The company will develop Huang’s technology as a means to harness the heretofore elusive, though potentially highly useful, capabilities of siRNAs - man-made particles created from a class of biochemical molecules called nucleic acids. Nucleic acids, also components of DNA, are the basic genetic material found in the cells of all living creatures. Qualiber is developing an important new nano-scale technology to encapsulate and accurately deliver siRNAs for use as molecular "off switches" to temporarily silence, or stop, genes from producing targeted proteins. That lets company researchers study those genes' functions more clearly -- and it may lead to new targeted therapies for disease treatment. Docking the right piece of siRNA onto a specific "sweet spot" of a gene in a cancerous tumor, for example, may silence that gene so it couldn't send out its usual signals attracting blood vessels to the tumor. So the tumor would starve and the cancer would disappear.

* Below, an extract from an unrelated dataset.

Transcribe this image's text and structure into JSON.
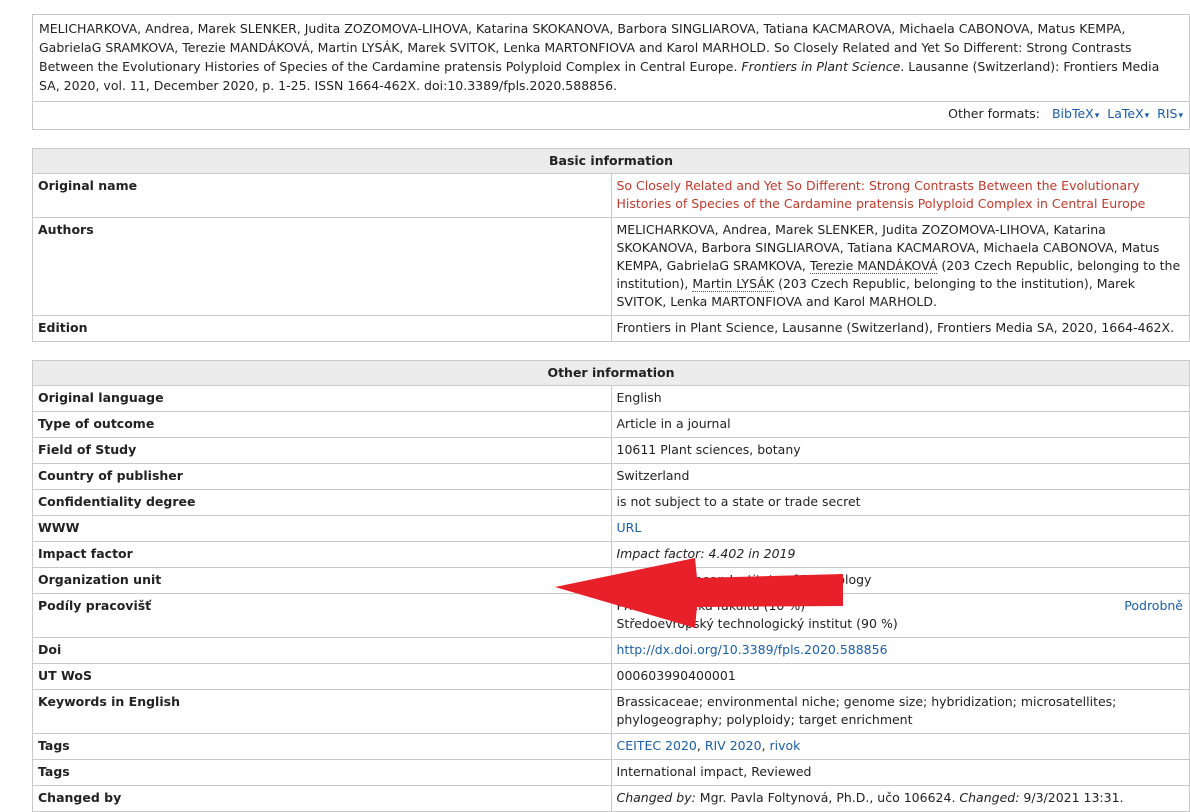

The Biotech Center, whose fundamental mission is to create life-science jobs in North Carolina, accepts submissions and approves funding for Technology Enhancement Grants throughout the year.

The Center is a private, non-profit corporation supported by the N.C. General Assembly. Its mission is to provide long-term economic and societal benefits to North Carolina by supporting biotechnology research, business, education and strategic policy statewide.